I think all these PPs saying to divorce him are mad. Yes it’s unacceptable and YANBU but it’s early days and you say this is a recent change. Do you really want to set yourself up for a lifetime of 50/50 custody, sharing Christmas etc. I would speak to him honestly about how you feel, at a time when you are both calm. Think about what it is you’re asking from him and how you can explain how it’s making you feel without it turning into an argument. Think about what your boundaries are I.E were you fine with the drinking before but it’s him lying about it / not helping that’s not causing the issue. Consider counselling if talking by yourselves doesn’t work. But I really wouldn’t rush to contact a solicitor.

NeverDropYourMooncup · 20/11/2024 07:08

Pinkbonbon · 20/11/2024 03:48

'If you ever, ever threaten to ro nothing again and if you don't actually start doing your share- I'm going to leave you. I'm going to give you fifty fifty custody. And then, you will have do all your share of parenting as well as ALL the housework, cooking and work'.

And mean it.
Anything short of a grovelling apology and him stepping up, follow through.
Fuck dating assholes. Let alone raising children with these dusty assed losers, thinking that's what relationships should look like.

What on earth makes you think that he'll want to look after his child 3.5 days per week when he won't even put something in the microwave for 90 seconds?

Willow12345 · 20/11/2024 07:10

Just wanted to send huge hugs OP. I had similar with my DH and couldn't cope with the atmosphere, so did pretty much everything. You need couples counselling now. Go see your GP today and if you can, talk to friends/family. You need and deserve support x

Aberentian · 20/11/2024 07:12

@PrimalOwl10 what about her ability to care for her child safely? That's just a given isn't it. But more potential for danger there than most people's jobs. I despair of this bullshit.

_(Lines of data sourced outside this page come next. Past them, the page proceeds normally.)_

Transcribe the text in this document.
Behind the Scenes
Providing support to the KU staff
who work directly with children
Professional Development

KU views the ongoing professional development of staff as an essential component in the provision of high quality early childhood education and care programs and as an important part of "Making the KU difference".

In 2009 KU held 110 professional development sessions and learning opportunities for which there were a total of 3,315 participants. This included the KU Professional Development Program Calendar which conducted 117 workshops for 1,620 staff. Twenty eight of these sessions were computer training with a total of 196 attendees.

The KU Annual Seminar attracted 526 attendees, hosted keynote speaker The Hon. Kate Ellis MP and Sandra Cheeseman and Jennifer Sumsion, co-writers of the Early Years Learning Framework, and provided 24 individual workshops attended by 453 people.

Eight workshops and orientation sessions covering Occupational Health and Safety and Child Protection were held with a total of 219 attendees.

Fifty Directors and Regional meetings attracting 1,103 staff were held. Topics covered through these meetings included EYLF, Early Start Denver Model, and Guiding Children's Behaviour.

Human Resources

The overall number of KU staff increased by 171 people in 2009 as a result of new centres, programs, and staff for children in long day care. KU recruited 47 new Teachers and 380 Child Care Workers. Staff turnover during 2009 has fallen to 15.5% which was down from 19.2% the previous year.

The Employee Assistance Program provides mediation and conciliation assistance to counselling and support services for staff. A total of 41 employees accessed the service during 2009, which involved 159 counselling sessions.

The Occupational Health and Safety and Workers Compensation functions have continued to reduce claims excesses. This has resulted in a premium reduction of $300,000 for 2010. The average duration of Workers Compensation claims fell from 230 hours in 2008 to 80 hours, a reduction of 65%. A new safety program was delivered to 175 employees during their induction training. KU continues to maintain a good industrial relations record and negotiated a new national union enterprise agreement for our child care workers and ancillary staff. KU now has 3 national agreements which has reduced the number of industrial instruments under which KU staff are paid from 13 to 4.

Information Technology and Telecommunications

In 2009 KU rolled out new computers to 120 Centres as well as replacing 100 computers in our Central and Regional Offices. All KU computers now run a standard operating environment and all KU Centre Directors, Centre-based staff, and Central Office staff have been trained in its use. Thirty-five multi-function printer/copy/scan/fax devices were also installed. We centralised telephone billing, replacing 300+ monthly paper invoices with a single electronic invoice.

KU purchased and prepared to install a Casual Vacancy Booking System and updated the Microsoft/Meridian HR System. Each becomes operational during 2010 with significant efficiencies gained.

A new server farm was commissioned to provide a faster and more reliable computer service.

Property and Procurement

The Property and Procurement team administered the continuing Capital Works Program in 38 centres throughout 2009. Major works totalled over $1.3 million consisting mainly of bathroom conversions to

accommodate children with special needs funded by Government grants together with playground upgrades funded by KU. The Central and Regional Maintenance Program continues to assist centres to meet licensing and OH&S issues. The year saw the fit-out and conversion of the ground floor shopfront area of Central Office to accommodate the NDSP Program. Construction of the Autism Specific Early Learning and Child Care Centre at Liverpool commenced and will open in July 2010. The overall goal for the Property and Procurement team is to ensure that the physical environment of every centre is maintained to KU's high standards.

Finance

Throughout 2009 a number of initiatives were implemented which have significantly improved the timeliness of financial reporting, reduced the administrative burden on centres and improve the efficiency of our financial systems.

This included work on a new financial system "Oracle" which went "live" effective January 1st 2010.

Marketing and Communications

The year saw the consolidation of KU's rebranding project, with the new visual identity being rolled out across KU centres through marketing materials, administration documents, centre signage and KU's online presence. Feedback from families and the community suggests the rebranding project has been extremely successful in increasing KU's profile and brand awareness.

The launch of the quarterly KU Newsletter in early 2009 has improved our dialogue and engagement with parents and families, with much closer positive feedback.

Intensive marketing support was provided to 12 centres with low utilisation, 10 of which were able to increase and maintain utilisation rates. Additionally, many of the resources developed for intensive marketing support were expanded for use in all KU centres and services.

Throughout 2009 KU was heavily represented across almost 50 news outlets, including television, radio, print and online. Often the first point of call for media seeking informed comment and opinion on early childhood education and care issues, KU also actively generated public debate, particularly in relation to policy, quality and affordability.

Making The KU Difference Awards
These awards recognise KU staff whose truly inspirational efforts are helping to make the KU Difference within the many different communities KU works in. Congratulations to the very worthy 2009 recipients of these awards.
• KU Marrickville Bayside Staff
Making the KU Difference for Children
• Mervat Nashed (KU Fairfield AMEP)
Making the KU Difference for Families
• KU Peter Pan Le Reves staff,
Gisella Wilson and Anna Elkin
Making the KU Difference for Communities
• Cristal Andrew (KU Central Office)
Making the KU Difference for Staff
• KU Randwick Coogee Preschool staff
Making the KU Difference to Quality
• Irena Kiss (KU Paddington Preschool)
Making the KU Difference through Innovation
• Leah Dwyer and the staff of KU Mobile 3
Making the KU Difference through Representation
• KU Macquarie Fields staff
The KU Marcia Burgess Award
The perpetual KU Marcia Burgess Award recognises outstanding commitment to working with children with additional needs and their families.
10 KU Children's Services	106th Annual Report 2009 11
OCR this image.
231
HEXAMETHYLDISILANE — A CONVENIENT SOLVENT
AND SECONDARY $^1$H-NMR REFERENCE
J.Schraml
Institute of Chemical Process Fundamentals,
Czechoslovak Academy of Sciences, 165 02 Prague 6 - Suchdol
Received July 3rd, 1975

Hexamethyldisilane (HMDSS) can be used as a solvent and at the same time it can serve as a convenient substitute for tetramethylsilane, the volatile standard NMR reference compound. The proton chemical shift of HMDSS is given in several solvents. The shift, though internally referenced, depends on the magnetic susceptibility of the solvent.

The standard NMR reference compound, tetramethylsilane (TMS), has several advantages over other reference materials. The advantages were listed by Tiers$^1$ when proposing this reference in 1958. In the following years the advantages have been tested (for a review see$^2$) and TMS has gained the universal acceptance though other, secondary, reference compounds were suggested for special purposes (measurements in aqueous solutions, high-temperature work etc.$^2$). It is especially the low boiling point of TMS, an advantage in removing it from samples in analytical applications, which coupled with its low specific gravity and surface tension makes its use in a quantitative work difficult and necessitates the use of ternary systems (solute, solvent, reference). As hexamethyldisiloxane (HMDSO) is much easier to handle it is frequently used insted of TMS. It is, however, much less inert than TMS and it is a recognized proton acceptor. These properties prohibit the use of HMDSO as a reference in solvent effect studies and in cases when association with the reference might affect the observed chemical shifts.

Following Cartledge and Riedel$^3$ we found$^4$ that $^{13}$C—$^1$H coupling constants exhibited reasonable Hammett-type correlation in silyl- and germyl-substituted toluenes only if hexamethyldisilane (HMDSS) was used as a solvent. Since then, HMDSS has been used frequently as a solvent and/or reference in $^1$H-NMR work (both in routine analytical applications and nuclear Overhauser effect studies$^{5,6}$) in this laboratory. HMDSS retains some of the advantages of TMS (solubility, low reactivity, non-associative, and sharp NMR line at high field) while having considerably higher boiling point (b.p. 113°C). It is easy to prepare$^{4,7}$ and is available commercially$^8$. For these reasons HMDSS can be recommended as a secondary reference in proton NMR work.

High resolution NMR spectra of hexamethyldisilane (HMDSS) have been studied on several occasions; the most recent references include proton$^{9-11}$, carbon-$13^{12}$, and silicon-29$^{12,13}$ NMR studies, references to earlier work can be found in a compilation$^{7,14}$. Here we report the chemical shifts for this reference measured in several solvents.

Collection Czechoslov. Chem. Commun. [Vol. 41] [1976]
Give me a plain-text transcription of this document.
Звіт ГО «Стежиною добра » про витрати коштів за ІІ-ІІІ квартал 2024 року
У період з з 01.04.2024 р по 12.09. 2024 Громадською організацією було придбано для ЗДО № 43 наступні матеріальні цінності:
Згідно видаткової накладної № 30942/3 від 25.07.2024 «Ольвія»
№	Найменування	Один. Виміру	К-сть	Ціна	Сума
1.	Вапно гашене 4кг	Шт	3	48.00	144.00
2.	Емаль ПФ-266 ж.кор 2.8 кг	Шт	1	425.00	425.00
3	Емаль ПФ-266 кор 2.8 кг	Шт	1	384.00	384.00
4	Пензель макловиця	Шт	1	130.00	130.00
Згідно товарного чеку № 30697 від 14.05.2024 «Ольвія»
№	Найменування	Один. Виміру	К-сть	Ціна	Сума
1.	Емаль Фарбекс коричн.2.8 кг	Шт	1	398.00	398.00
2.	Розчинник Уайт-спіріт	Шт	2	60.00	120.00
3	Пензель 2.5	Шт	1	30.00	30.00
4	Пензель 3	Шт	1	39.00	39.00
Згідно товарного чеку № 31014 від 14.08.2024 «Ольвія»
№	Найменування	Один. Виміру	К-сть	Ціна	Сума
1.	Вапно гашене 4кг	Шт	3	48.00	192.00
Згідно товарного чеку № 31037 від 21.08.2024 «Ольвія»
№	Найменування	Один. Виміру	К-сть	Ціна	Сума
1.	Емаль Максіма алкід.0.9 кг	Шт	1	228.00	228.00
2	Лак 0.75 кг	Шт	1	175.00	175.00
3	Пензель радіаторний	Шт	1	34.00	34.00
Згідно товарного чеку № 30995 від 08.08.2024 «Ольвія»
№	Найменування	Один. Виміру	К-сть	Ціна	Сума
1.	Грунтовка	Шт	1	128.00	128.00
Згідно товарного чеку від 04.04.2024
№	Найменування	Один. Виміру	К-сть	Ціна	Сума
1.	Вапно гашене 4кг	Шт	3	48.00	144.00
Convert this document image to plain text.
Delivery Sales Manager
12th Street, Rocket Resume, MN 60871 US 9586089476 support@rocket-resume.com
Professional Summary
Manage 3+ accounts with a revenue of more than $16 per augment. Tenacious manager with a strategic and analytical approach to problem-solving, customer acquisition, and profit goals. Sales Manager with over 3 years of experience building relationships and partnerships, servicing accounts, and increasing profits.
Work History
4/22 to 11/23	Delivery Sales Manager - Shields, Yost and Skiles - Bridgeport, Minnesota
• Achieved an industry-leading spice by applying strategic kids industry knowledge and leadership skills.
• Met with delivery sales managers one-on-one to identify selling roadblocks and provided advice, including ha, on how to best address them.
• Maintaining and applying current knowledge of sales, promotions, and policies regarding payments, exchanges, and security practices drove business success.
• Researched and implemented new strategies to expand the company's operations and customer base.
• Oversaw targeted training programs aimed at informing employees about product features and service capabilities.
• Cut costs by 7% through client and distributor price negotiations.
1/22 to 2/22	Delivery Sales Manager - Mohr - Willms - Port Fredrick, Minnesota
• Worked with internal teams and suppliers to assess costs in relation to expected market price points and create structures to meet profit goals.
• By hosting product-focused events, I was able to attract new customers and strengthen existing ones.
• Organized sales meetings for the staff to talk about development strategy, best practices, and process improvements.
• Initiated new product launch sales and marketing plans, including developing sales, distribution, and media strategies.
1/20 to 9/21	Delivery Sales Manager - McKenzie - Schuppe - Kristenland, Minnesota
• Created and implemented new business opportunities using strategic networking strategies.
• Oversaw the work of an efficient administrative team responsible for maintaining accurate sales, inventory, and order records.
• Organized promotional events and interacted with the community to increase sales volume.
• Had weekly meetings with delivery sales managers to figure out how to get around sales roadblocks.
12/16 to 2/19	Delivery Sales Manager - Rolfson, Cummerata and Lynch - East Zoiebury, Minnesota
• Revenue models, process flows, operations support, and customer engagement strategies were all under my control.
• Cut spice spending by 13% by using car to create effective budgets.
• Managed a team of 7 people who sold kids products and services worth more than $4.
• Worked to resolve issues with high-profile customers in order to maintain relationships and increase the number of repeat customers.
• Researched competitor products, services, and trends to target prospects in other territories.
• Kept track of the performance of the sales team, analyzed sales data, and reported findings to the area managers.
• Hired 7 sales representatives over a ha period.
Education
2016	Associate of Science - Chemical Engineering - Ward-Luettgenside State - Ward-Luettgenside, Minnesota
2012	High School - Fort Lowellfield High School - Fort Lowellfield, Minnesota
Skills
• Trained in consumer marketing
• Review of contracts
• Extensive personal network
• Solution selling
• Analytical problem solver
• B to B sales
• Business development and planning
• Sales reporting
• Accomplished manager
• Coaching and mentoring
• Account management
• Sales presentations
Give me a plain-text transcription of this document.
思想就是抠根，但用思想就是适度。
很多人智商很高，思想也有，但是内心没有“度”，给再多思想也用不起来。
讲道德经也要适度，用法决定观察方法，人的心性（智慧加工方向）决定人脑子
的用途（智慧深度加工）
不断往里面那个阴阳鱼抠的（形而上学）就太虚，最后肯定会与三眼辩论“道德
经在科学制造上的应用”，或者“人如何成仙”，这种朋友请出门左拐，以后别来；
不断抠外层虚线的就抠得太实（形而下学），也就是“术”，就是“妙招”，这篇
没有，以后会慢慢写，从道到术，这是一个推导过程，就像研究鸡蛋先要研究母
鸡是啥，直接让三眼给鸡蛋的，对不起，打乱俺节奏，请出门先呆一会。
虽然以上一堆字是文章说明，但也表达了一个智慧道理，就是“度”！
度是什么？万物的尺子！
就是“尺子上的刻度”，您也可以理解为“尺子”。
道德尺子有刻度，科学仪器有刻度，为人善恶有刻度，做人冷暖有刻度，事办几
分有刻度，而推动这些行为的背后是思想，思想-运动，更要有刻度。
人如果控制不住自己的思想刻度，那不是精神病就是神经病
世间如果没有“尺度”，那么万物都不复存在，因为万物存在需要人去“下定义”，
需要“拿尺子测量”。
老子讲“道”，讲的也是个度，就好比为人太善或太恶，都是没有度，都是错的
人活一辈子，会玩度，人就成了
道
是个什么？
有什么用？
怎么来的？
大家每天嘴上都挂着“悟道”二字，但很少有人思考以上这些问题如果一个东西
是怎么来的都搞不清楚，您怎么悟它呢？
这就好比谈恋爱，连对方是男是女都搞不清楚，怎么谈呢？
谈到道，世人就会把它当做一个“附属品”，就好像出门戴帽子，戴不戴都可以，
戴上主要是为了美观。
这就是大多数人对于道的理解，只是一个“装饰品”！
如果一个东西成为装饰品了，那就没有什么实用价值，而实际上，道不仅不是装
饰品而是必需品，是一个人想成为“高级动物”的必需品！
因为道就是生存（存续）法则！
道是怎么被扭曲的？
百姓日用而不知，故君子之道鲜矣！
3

anotherside · 20/11/2024 07:12

CountFucula · 20/11/2024 06:57

I couldn’t love someone who did this.

shows a really deep seated dislike of women, a fundamental view that they are here to serve the domestic and he might ‘help’. The saying he won’t do anything threat is so childish I don’t know if I could ever unhear it.

so sorry.

I agree - discussing split if the workload is one thing. Saying “I won’t do anything then”. I wouldn’t even call it childish as most children I know wouldn’t say that.

LeonoraCazalet · 20/11/2024 07:14

He sounds perfectly fine to me what he is doing. I would probably react the same way as he does if I had someone commenting on what I did. I think you are overthinking this and it is coming from a place of being at home with a baby. How do you think our mothers and grandmothers coped with larger families? Sit back, enjoy the baby, enjoy being at home, and thank your husband for what he does but don't do more than you have to. Earning more is not an entitlement over your spouse. Do what you need to to get by whilst baby is small and enjoy those days. They go too quickly.